… with bonus poached quinces!
Mulling syrup isn’t a complex idea, but it is a damn good one. Rather than heating a whole cask bottle of wine with spices and sugar, you make up an infused syrup that can be added to individual mugs.
You could use any sweet syrup really, but there are essentials to a really satisfying mulled wine.
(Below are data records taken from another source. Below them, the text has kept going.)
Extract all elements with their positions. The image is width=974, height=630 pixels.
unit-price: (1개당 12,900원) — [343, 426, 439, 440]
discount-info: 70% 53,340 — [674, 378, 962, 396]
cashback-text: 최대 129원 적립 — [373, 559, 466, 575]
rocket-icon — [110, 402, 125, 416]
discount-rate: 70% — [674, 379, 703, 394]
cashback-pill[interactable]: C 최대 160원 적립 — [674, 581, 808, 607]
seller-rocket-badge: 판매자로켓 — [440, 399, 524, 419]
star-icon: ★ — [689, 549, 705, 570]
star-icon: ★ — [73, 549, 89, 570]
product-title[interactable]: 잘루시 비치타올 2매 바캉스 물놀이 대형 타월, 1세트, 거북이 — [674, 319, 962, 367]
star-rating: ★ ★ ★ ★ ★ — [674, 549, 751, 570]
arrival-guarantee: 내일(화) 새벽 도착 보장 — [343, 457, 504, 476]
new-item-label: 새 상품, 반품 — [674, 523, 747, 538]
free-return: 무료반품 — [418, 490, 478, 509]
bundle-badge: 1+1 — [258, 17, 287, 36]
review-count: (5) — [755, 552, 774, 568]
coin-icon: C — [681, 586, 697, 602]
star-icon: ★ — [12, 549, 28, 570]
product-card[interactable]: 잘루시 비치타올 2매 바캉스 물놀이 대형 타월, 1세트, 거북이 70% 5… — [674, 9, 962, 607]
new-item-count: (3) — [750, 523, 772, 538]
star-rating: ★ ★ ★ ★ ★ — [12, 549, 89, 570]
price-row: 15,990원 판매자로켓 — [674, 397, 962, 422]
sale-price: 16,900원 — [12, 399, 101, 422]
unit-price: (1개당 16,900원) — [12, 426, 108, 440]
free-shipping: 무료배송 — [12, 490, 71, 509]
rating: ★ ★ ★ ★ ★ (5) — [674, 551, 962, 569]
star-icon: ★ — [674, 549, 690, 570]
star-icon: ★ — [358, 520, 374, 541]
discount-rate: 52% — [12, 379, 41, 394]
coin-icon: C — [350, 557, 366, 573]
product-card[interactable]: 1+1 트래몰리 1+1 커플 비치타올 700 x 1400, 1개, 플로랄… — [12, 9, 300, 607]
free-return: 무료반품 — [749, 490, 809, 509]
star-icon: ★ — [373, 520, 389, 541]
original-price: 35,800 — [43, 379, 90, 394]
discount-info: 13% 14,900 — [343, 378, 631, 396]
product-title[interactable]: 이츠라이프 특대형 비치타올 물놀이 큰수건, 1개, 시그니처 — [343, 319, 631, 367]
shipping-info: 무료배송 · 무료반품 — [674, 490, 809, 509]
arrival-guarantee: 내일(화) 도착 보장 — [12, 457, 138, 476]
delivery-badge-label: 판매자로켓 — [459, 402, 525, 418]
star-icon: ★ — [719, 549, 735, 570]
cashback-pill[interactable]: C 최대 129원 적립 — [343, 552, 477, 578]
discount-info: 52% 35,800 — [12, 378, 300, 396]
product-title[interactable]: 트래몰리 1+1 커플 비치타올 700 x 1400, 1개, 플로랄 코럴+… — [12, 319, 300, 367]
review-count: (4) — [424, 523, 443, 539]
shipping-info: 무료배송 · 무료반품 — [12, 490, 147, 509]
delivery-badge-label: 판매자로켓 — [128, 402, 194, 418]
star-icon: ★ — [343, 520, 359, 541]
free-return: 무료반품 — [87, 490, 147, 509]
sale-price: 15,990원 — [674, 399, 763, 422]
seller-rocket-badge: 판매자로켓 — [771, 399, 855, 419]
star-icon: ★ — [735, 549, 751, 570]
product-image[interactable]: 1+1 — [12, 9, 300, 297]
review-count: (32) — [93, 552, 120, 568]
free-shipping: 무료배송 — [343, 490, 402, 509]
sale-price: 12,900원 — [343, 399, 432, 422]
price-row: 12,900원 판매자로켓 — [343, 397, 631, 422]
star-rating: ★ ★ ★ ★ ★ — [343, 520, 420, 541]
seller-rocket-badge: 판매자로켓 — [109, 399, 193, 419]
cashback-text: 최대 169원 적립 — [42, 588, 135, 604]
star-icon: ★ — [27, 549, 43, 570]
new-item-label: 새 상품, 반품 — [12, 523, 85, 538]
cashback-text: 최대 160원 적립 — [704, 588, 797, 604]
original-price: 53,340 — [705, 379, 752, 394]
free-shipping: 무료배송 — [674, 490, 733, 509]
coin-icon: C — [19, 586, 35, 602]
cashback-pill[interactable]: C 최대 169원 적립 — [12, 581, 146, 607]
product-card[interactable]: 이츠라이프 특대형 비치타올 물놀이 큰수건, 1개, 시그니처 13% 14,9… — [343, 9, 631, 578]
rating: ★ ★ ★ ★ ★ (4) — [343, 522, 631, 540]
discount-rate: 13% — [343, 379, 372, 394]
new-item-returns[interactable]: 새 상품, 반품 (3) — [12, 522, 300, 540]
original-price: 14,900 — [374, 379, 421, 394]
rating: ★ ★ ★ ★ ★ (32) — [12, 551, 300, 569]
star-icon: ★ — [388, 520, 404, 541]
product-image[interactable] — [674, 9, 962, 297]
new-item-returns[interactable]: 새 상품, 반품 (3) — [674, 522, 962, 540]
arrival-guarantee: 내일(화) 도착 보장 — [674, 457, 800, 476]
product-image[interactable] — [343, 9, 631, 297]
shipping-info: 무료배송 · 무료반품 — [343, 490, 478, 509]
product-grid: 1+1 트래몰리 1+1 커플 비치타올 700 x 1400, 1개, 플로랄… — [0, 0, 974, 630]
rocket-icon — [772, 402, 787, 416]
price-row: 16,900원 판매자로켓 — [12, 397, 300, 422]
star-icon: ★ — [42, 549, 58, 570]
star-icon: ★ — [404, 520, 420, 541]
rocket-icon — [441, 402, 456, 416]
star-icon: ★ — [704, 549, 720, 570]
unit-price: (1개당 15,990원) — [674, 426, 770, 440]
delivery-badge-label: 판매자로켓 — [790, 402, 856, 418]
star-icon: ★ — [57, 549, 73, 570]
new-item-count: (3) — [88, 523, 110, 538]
You want something warming (spices), something sweet (fruit and sugar or honey), ideally some extra body, and some flavours that will complement the wine. Citrus and apple flavours are quite common and I’ve posted a recipe for mulling syrup once before, based on foraged cumquats. But winter citrus hasn’t arrived yet, and it’s getting cold, and I want mulled wine now.
Quinces are perfect candidates. Their scent can fill your kitchen for a good week before you use them up. A long, slow simmer brings out their rosy colour as well as the heady aroma that is so complementary to red wine. Bonus, their rich pectin content makes for a full-bodied syrup. Once you have collected that syrup, the quinces themselves are perfectly poached and ready to eat with Greek yoghurt or cream, or on top of your morning muesli.

Ingredients:
- Three large quinces, washed, seeded and chopped (no need to peel them)
- 2 cups sugar
- Juice and zest of half a lemon
- Spices, as you like them: I used one cinnamon stick, half a vanilla bean (sliced open and seeded), one star anise, and ten black peppercorns.
Place the quince, sugar and lemon juice in a heavy pot with four cups of water. Reserve the lemon zest.
Bring the pot to the very gentlest of simmers and cover it; leave it alone for at least two hours. You are looking for a rosy pink colour and a gentle fragrance: stop before the fruit completely falls apart. In the last hour (ish) of cooking, add in your spices and the lemon zest.
Strain most of the liquid from the poached quinces, leaving them with a little to bathe in; you should yield around a half litre of mulling syrup and enough quinces to feed four for dessert. Heat around two tablespoons of syrup with a mug of wine, and vastly improve the next rainy day.
Mulling syrup will stay good for at least a month kept in a sealed bottle in the fridge. The poached quinces will keep for a week in the fridge and freeze well too.